The city has so far been able to buy power on the open market and use existing supplies, but further disruptions or damage could have an effect, according to city power officials and the governor's statement.
The declaration frees funding and resources to help the city and makes it eligible for more federal funds to help with power shortages and outages or water problems.
The 196-square-mile blaze was 5 percent contained and more than 2,000 firefighters were on the lines.
It continued to grow in several directions, although "most of the fire activity is pushing to the east right into Yosemite," said Daniel Berlant, spokesman for the California Department of Forestry and Fire Protection.
In Nevada, the smoke forced officials in several counties to cancel outdoor school activities and issue health advisories, especially for people with respiratory problems.
The fire was threatening about 5,500 residences, according to the U.S. Forest Service. The blaze has destroyed four homes and 12 outbuildings in several different areas.
It closed a 4-mile stretch of State Route 120, one of three entrances into Yosemite on the west side.
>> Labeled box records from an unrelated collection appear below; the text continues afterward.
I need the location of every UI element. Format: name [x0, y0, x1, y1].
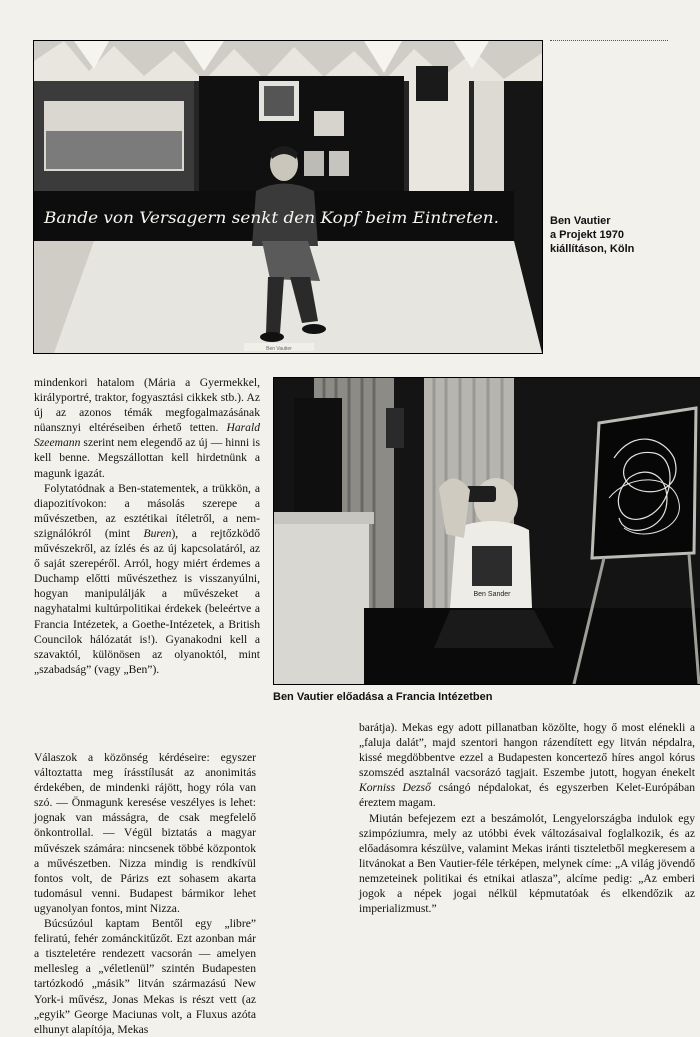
paragraph-emphasis: Korniss Dezső [359, 781, 431, 795]
paragraph [34, 481, 260, 677]
paragraph-emphasis: Buren [143, 526, 172, 540]
paragraph-text: Búcsúzóul kaptam Bentől egy „libre” feliratú, fehér zománckitűzőt. Ezt azonban már a tiszteletére rendezett vacsorán — amelyen mellesleg a „véletlenül” szintén Budapesten tartózkodó „másik” litván származású New York-i művész, Jonas Mekas is részt vett (az „egyik” George Maciunas volt, a Fluxus azóta elhunyt alapítója, Mekas [34, 917, 256, 1036]
paragraph [359, 811, 695, 917]
article-column-right-bottom [359, 720, 695, 916]
photo-lecture-image [274, 378, 700, 684]
paragraph [359, 720, 695, 811]
shirt-text: Ben Sander [473, 591, 511, 598]
paragraph-text: Folytatódnak a Ben-statementek, a trükkön, a diapozitívokon: a másolás szerepe a művészetben, az esztétikai ítéletről, a nem-szignálókról (mint [34, 481, 260, 540]
dotted-rule [550, 40, 668, 41]
photo-exhibition-image [34, 41, 542, 353]
paragraph-text: csángó népdalokat, és egyszerben Kelet-Európában éreztem magam. [359, 781, 696, 810]
paragraph-text: mindenkori hatalom (Mária a Gyermekkel, királyportré, traktor, fogyasztási cikkek stb.). Az új az azonos témák megfogalmazásának nüansznyi eltéréseiben érhető tetten. [34, 376, 260, 435]
photo-exhibition-koln [33, 40, 543, 354]
photo-lecture-french-institute [273, 377, 700, 685]
paragraph [34, 375, 260, 481]
caption-top-line-1: Ben Vautier [550, 215, 611, 227]
paragraph-text: szerint nem elegendő az új — hinni is kell benne. Megszállottan kell hirdetnünk a magunk igazát. [34, 436, 260, 480]
banner-handwriting: Bande von Versagern senkt den Kopf beim Eintreten. [42, 209, 499, 227]
paragraph-text: Válaszok a közönség kérdéseire: egyszer változtatta meg írásstílusát az anonimitás érdekében, de mindenki rájött, hogy róla van szó. — Önmagunk keresése veszélyes is lehet: jognak van másságra, de csak megfelelő önkontrollal. — Végül biztatás a magyar művészek számára: nincsenek többé központok a művészetben. Nizza mindig is rendkívül fontos volt, de Párizs ezt sohasem akarta tudomásul venni. Budapest bármikor lehet ugyanolyan fontos, mint Nizza. [34, 751, 256, 915]
article-column-left-top [34, 375, 260, 677]
caption-top-line-2: a Projekt 1970 [550, 229, 624, 241]
paragraph-text: barátja). Mekas egy adott pillanatban közölte, hogy ő most elénekli a „faluja dalát”, majd szentori hangon rázendített egy litván népdalra, kissé megdöbbentve ezzel a Budapesten koncertező híres angol kórus szomszéd asztalnál vacsorázó tagjait. Eszembe jutott, hogyan énekelt [359, 721, 695, 780]
article-column-left-bottom [34, 750, 256, 1037]
caption-top-photo [550, 214, 690, 256]
paragraph-text: Miután befejezem ezt a beszámolót, Lengyelországba indulok egy szimpóziumra, mely az utóbbi évek változásaival foglalkozik, és az előadásomra készülve, valamint Mekas iránti tiszteletből megkeresem a litvánokat a Ben Vautier-féle térképen, melynek címe: „A világ jövendő nemzeteinek politikai és etnikai atlasza”, alcíme pedig: „Az emberi jogok a népek jogai nélkül képmutatóak és elkendőzik az imperializmust.” [359, 811, 695, 916]
caption-lecture-photo: Ben Vautier előadása a Francia Intézetben [273, 691, 493, 703]
paragraph [34, 916, 256, 1037]
plate-label: Ben Vautier [266, 346, 292, 352]
paragraph [34, 750, 256, 916]
caption-top-line-3: kiállításon, Köln [550, 243, 635, 255]
paragraph-text: ), a rejtőzködő művészekről, az ízlés és az új kapcsolatáról, az ő saját szerepéről. Arról, hogy miért érdemes a Duchamp előtti művészethez is visszanyúlni, hogyan manipulálják a művészeket a nagyhatalmi kultúrpolitikai érdekek (beleértve a Francia Intézetek, a Goethe-Intézetek, a British Councilok hálózatát is!). Gyanakodni kell a szavaktól, különösen az olyanoktól, mint „szabadság” (vagy „Ben”). [34, 526, 261, 676]
paragraph-emphasis: Harald Szeemann [34, 421, 260, 450]
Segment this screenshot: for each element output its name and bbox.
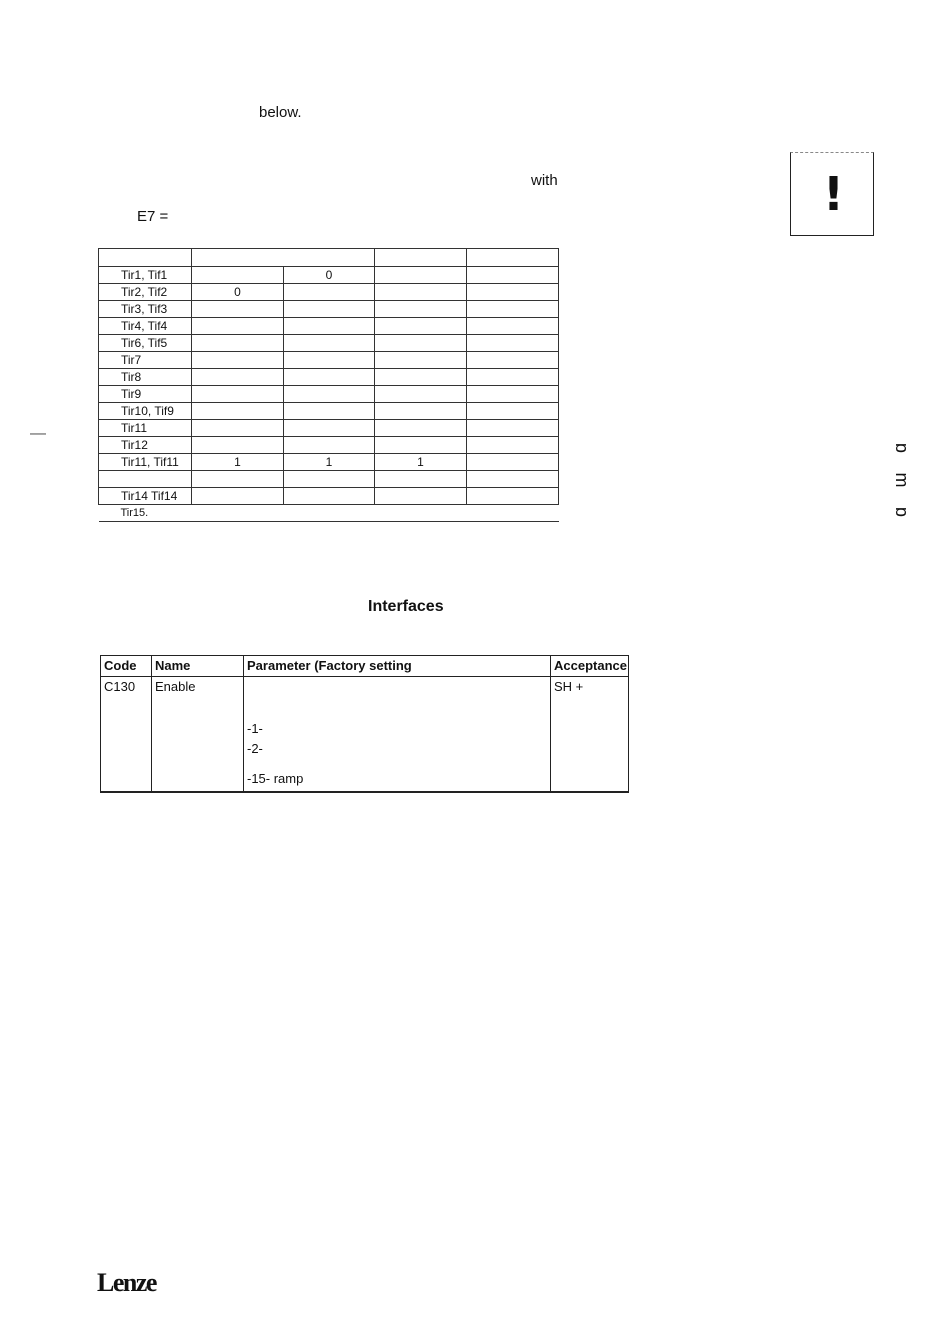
margin-mark: ɒ: [892, 506, 912, 517]
table-cell: 1: [284, 454, 375, 471]
table-cell: [375, 267, 467, 284]
margin-mark: ɒ: [892, 442, 912, 453]
row-label: Tir14 Tif14: [99, 488, 192, 505]
table-cell: [375, 335, 467, 352]
row-label: Tir15.: [99, 505, 192, 522]
warning-box: [790, 152, 874, 236]
table-row: [99, 420, 559, 437]
table-cell: [375, 420, 467, 437]
row-label: Tir8: [99, 369, 192, 386]
table-cell: [467, 437, 559, 454]
table-row: [101, 677, 629, 793]
table-cell: [192, 352, 284, 369]
table-cell: [375, 284, 467, 301]
table-cell: [284, 505, 375, 522]
table-cell: [192, 505, 284, 522]
table-cell: [467, 267, 559, 284]
table-cell: [375, 437, 467, 454]
dash-mark: —: [30, 425, 46, 442]
table-cell: [284, 386, 375, 403]
table-cell: [284, 488, 375, 505]
margin-mark: m: [892, 472, 912, 488]
cell-code: C130: [101, 677, 152, 793]
table-cell: [192, 471, 284, 488]
table-cell: [192, 386, 284, 403]
table-cell: [467, 386, 559, 403]
table-cell: [284, 301, 375, 318]
table-cell: [284, 369, 375, 386]
table-cell: [467, 488, 559, 505]
table-cell: [467, 284, 559, 301]
section-heading: Interfaces: [368, 598, 444, 615]
table-cell: [467, 403, 559, 420]
table-row: [99, 471, 559, 488]
table-cell: [192, 403, 284, 420]
table-row: [99, 403, 559, 420]
table-cell: [467, 454, 559, 471]
table-cell: [467, 471, 559, 488]
table-cell: [284, 471, 375, 488]
table-cell: [375, 369, 467, 386]
header-acceptance: Acceptance: [551, 656, 629, 677]
parameter-item: -1-: [247, 721, 263, 736]
table-cell: [467, 335, 559, 352]
table-cell: [284, 352, 375, 369]
cell-name: Enable: [152, 677, 244, 793]
table-cell: [192, 488, 284, 505]
text-below: below.: [259, 104, 302, 121]
table-row: [99, 437, 559, 454]
margin-marks: [890, 432, 914, 528]
table-cell: 1: [192, 454, 284, 471]
table-cell: [192, 301, 284, 318]
parameter-item: -2-: [247, 741, 263, 756]
table-cell: [192, 335, 284, 352]
row-label: Tir9: [99, 386, 192, 403]
table-row: [99, 488, 559, 505]
table-cell: [467, 301, 559, 318]
table-cell: [375, 301, 467, 318]
table-cell: [192, 420, 284, 437]
table-row: [99, 352, 559, 369]
table-cell: 0: [192, 284, 284, 301]
truth-table: [98, 248, 559, 522]
table-row: [99, 318, 559, 335]
table-row: [99, 301, 559, 318]
table-cell: [467, 369, 559, 386]
code-table-header: [101, 656, 629, 677]
row-label: Tir6, Tif5: [99, 335, 192, 352]
table-cell: [467, 318, 559, 335]
table-cell: [284, 335, 375, 352]
parameter-item: -15- ramp: [247, 771, 304, 786]
row-label: Tir12: [99, 437, 192, 454]
table-cell: [375, 403, 467, 420]
table-cell: [375, 505, 467, 522]
table-cell: [467, 505, 559, 522]
table-cell: [284, 420, 375, 437]
cell-acceptance: SH +: [551, 677, 629, 793]
table-cell: [375, 471, 467, 488]
table-row: [99, 454, 559, 471]
header-code: Code: [101, 656, 152, 677]
table-cell: [192, 437, 284, 454]
table-row: [99, 335, 559, 352]
row-label: Tir1, Tif1: [99, 267, 192, 284]
table-cell: [375, 352, 467, 369]
row-label: Tir4, Tif4: [99, 318, 192, 335]
table-cell: [375, 488, 467, 505]
row-label: Tir7: [99, 352, 192, 369]
table-cell: 1: [375, 454, 467, 471]
table-cell: [284, 403, 375, 420]
row-label: Tir11, Tif11: [99, 454, 192, 471]
row-label: [99, 471, 192, 488]
table-cell: [284, 284, 375, 301]
text-e7: E7 =: [137, 208, 169, 225]
table-row: [99, 267, 559, 284]
table-row: [99, 284, 559, 301]
table-cell: [467, 352, 559, 369]
text-with: with: [531, 172, 558, 189]
table-row: [99, 386, 559, 403]
table-cell: [467, 420, 559, 437]
table-cell: [192, 267, 284, 284]
row-label: Tir11: [99, 420, 192, 437]
table-cell: [284, 437, 375, 454]
header-name: Name: [152, 656, 244, 677]
table-cell: [284, 318, 375, 335]
table-row: [99, 505, 559, 522]
table-row: [99, 369, 559, 386]
table-cell: [375, 386, 467, 403]
table-cell: 0: [284, 267, 375, 284]
row-label: Tir10, Tif9: [99, 403, 192, 420]
row-label: Tir2, Tif2: [99, 284, 192, 301]
code-table: [100, 655, 629, 793]
row-label: Tir3, Tif3: [99, 301, 192, 318]
table-cell: [192, 369, 284, 386]
table-cell: [192, 318, 284, 335]
table-header-row: [99, 249, 559, 267]
lenze-logo: Lenze: [97, 1268, 156, 1297]
cell-parameter: [244, 677, 551, 793]
header-parameter: Parameter (Factory setting: [244, 656, 551, 677]
table-cell: [375, 318, 467, 335]
exclamation-icon: !: [823, 167, 844, 221]
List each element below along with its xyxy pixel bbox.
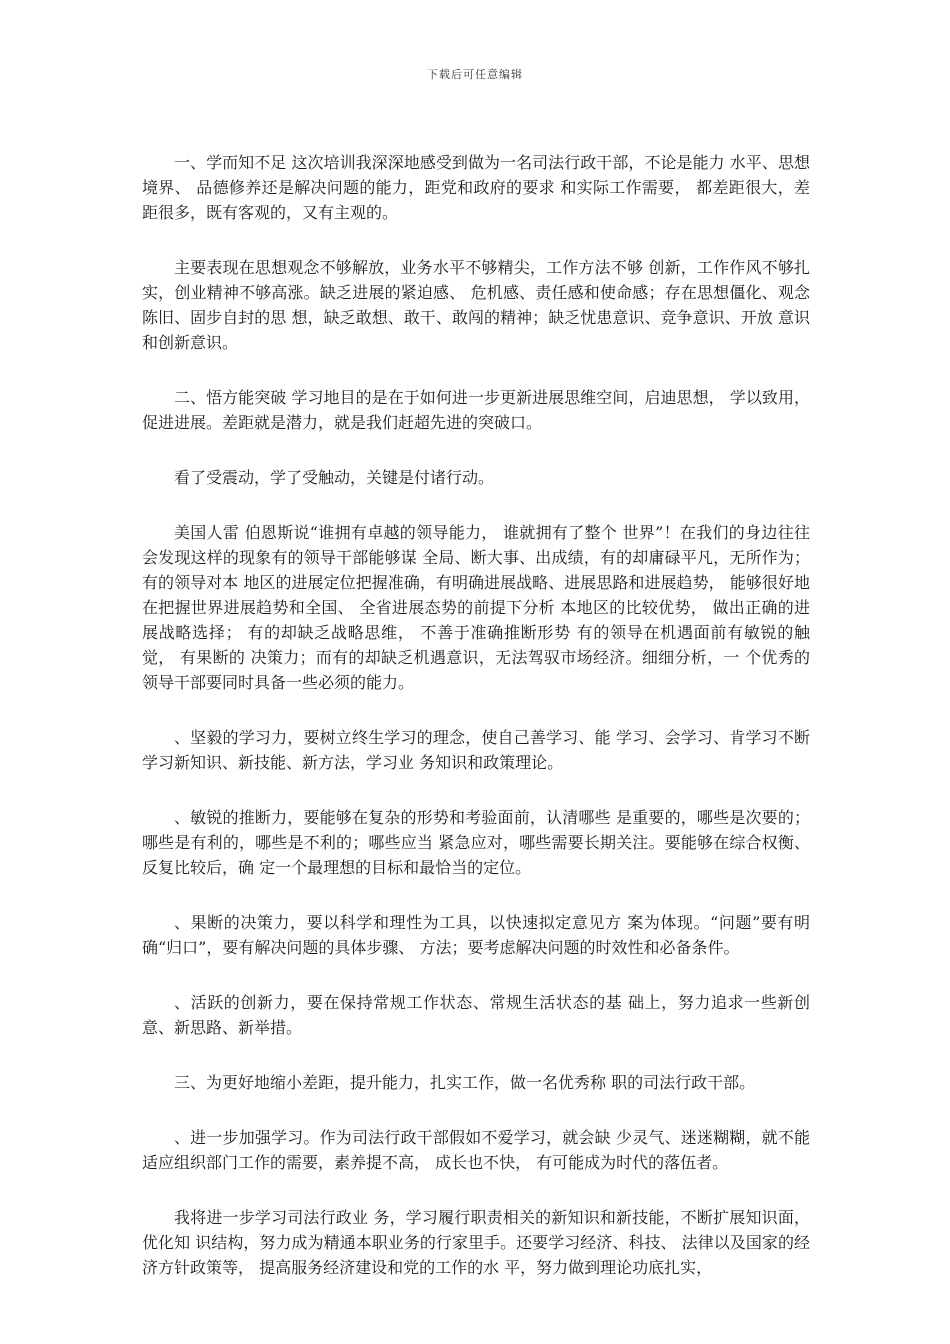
paragraph-3: 二、悟方能突破 学习地目的是在于如何进一步更新进展思维空间，启迪思想， 学以致用，促进进展。差距就是潜力，就是我们赶超先进的突破口。 [142, 388, 810, 432]
paragraph-12: 我将进一步学习司法行政业 务，学习履行职责相关的新知识和新技能，不断扩展知识面，优化知 识结构，努力成为精通本职业务的行家里手。还要学习经济、科技、 法律以及国家的经济方针政策等， 提高服务经济建设和党的工作的水 平，努力做到理论功底扎实， [142, 1208, 810, 1277]
paragraph-7: 、敏锐的推断力，要能够在复杂的形势和考验面前，认清哪些 是重要的，哪些是次要的；哪些是有利的，哪些是不利的；哪些应当 紧急应对，哪些需要长期关注。要能够在综合权衡、反复比较后，确 定一个最理想的目标和最恰当的定位。 [142, 808, 810, 877]
paragraph-9: 、活跃的创新力，要在保持常规工作状态、常规生活状态的基 础上，努力追求一些新创意、新思路、新举措。 [142, 993, 810, 1037]
paragraph-6: 、坚毅的学习力，要树立终生学习的理念，使自己善学习、能 学习、会学习、肯学习不断学习新知识、新技能、新方法，学习业 务知识和政策理论。 [142, 728, 810, 772]
paragraph-2: 主要表现在思想观念不够解放，业务水平不够精尖，工作方法不够 创新，工作作风不够扎实，创业精神不够高涨。缺乏进展的紧迫感、 危机感、责任感和使命感；存在思想僵化、观念陈旧、固步自封的思 想，缺乏敢想、敢干、敢闯的精神；缺乏忧患意识、竞争意识、开放 意识和创新意识。 [142, 258, 810, 352]
paragraph-4: 看了受震动，学了受触动，关键是付诸行动。 [174, 468, 495, 487]
document-body [142, 150, 810, 1310]
paragraph-1: 一、学而知不足 这次培训我深深地感受到做为一名司法行政干部，不论是能力 水平、思想境界、 品德修养还是解决问题的能力，距党和政府的要求 和实际工作需要， 都差距很大，差距很多，既有客观的，又有主观的。 [142, 153, 810, 222]
paragraph-11: 、进一步加强学习。作为司法行政干部假如不爱学习，就会缺 少灵气、迷迷糊糊，就不能适应组织部门工作的需要，素养提不高， 成长也不快， 有可能成为时代的落伍者。 [142, 1128, 810, 1172]
page-header: 下载后可任意编辑 [427, 68, 523, 81]
paragraph-5: 美国人雷 伯恩斯说“谁拥有卓越的领导能力， 谁就拥有了整个 世界”！在我们的身边往往会发现这样的现象有的领导干部能够谋 全局、断大事、出成绩，有的却庸碌平凡，无所作为；有的领导对本 地区的进展定位把握准确，有明确进展战略、进展思路和进展趋势， 能够很好地在把握世界进展趋势和全国、 全省进展态势的前提下分析 本地区的比较优势， 做出正确的进展战略选择； 有的却缺乏战略思维， 不善于准确推断形势 有的领导在机遇面前有敏锐的触觉， 有果断的 决策力；而有的却缺乏机遇意识，无法驾驭市场经济。细细分析，一 个优秀的领导干部要同时具备一些必须的能力。 [142, 523, 810, 692]
paragraph-8: 、果断的决策力，要以科学和理性为工具，以快速拟定意见方 案为体现。“问题”要有明确“归口”，要有解决问题的具体步骤、 方法；要考虑解决问题的时效性和必备条件。 [142, 913, 810, 957]
paragraph-10: 三、为更好地缩小差距，提升能力，扎实工作，做一名优秀称 职的司法行政干部。 [174, 1073, 756, 1092]
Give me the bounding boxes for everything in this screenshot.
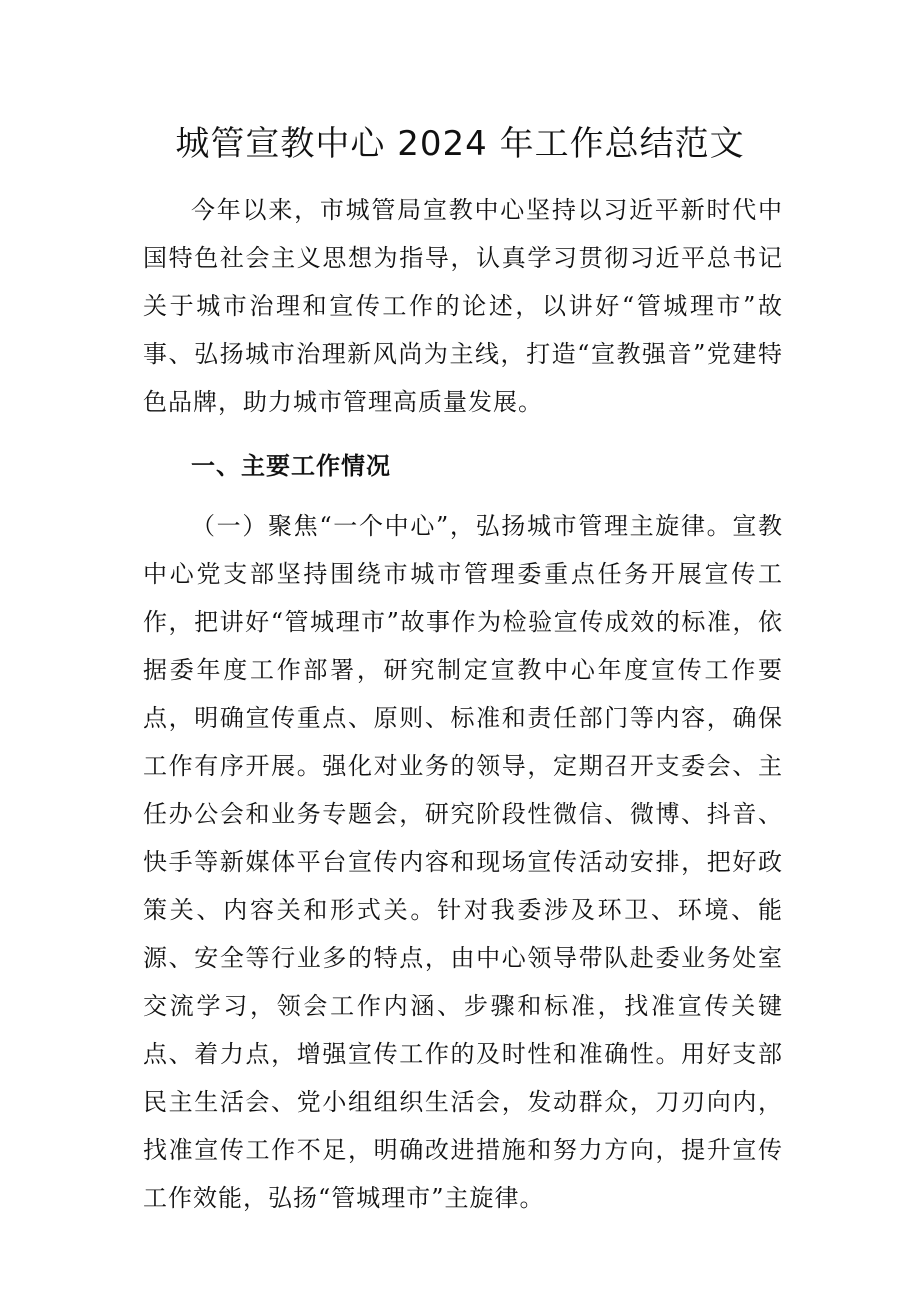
document-body xyxy=(143,186,783,1222)
document-title: 城管宣教中心 2024 年工作总结范文 xyxy=(175,124,745,164)
intro-paragraph: 今年以来，市城管局宣教中心坚持以习近平新时代中国特色社会主义思想为指导，认真学习贯彻习近平总书记关于城市治理和宣传工作的论述，以讲好“管城理市”故事、弘扬城市治理新风尚为主线，打造“宣教强音”党建特色品牌，助力城市管理高质量发展。 xyxy=(143,196,783,416)
section-heading: 一、主要工作情况 xyxy=(191,452,391,480)
section-paragraph: （一）聚焦“一个中心”，弘扬城市管理主旋律。宣教中心党支部坚持围绕市城市管理委重点任务开展宣传工作，把讲好“管城理市”故事作为检验宣传成效的标准，依据委年度工作部署，研究制定宣教中心年度宣传工作要点，明确宣传重点、原则、标准和责任部门等内容，确保工作有序开展。强化对业务的领导，定期召开支委会、主任办公会和业务专题会，研究阶段性微信、微博、抖音、快手等新媒体平台宣传内容和现场宣传活动安排，把好政策关、内容关和形式关。针对我委涉及环卫、环境、能源、安全等行业多的特点，由中心领导带队赴委业务处室交流学习，领会工作内涵、步骤和标准，找准宣传关键点、着力点，增强宣传工作的及时性和准确性。用好支部民主生活会、党小组组织生活会，发动群众，刀刃向内，找准宣传工作不足，明确改进措施和努力方向，提升宣传工作效能，弘扬“管城理市”主旋律。 xyxy=(143,512,783,1212)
Two other western routes and an eastern route were open.
Officials issued voluntary evacuation advisories for two new towns — Tuolumne City, population 1,800, and Ponderosa Hills, a community of several hundred — which are about five miles from the fire line, Forest Service spokesman Jerry Snyder said.
A mandatory evacuation order remained in effect for part of Pine Mountain Lake, a summer gated community a few miles from the fire.
"It feels a little bit like a war zone, with helicopters flying overhead, bombers dropping retardant and 10 engine companies stationed on our street," said Ken Codeglia, a retired Pine Mountain Lake resident who decided to stay to protect his house with his own hoses and fire retardant system. "But if the fire gets very hot and firefighters evacuate, I will run with them."
Officials previously advised voluntary evacuations of more than a thousand other homes, several organized camps and at least two campgrounds in the area outside the park's boundary.
More homes, businesses and hotels are threatened in nearby Groveland, a community of 600 about 5 miles from the fire and 25 miles from the entrance of Yosemite.
Usually filled with tourists, the streets are now swarming with firefighters, evacuees and news crews, said Doug Edwards, owner of Hotel Charlotte on Main Street.
"We usually book out six months solid with no vacancies and turn away 30-40 people a night. That's all changed," Edwards said. "All we're getting for the next three weeks is cancellations. It's a huge impact on the community in terms of revenue dollars."
The fire is raging in the same region where a 1987 blaze killed a firefighter, burned hundreds of thousands of acres and forced several thousand people out of their homes.